Die Kepner-Tregoe-Reaktion:

Um wettbewerbsfähig zu bleiben, gibt es einen Punkt, an dem ein adaptiver Wandel nicht mehr ausreicht und man sich weiterentwickeln muss.

Die Ankündigung des Niedergangs des einst mächtigen Unternehmens Eastman Kodak in diesem Monat wirft die interessante Frage auf, ob Organisationen ewig leben können.

Der Begriff "DNA" wird häufig auf Organisationen angewandt, um deren grundlegendes Wesen zu charakterisieren oder eine Komponente ihres Wettbewerbserfolgs zu beschreiben. Aber die Verwendung dieser Metapher bringt mich immer wieder zum Nachdenken über die unumstößliche und eher unbequeme Wahrheit, dass wir Menschen unsere DNA nicht ändern können, so gerne wir es auch täten. Das wirft dann die faszinierende Frage auf: - was wäre, wenn Organisationen ihre DNA auch nicht ändern können und es wie bei uns mit dem Alter immer schwieriger wird, Gesundheit und Vitalität zu erhalten?
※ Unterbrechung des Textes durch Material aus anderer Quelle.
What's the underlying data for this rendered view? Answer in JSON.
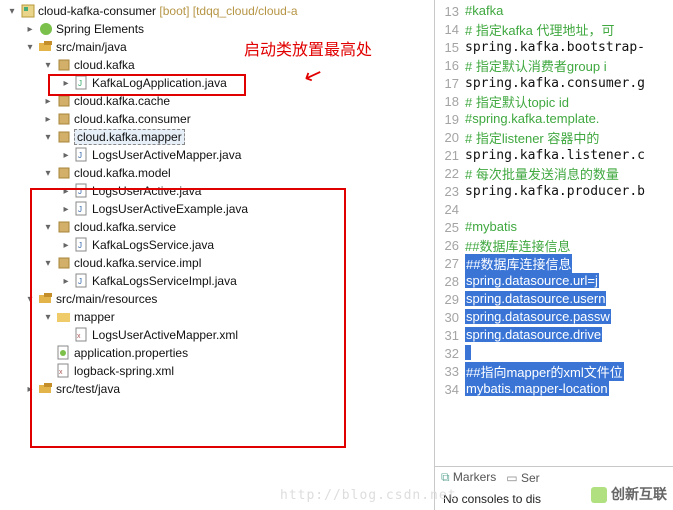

In der Managementtheorie herrscht die Meinung vor, dass Organisationen durch kontinuierliche strategische Innovation ewig leben können. Aber kann das wirklich wahr sein? Wenn uns Kodak etwas lehrt, dann, dass sich die Märkte so entwickeln können, dass die DNA eines Unternehmens irrelevant wird. Mit anderen Worten: Es kann eine Zeit kommen, in der die Erfahrung, die Leidenschaft für das Produkt, das Gespür für den Markt, die Wettbewerbsfaktoren, die Werte und die Fähigkeiten, die zusammengenommen den Charakter und das Wesen eines Unternehmens ausmachen, nicht mehr ausreichen, um das Überleben zu sichern.

Was sollten wir also von Kodak lernen? Wie können wir sicherstellen, dass unsere Organisationen in einem sich schnell verändernden Umfeld ihre Lebendigkeit und Relevanz bewahren? Ich würde behaupten, dass die Antwort darin liegt, die wahre Natur der DNA Ihres Unternehmens zu kennen und zu verstehen und dieses Wissen dann zu nutzen, um den Punkt zu erkennen, an dem die Anpassung Ihres Marktangebots nicht mehr ausreicht, damit das Unternehmen seine Relevanz behält. Eine grundlegendere Form der Evolution ist erforderlich, um das Überleben zu sichern.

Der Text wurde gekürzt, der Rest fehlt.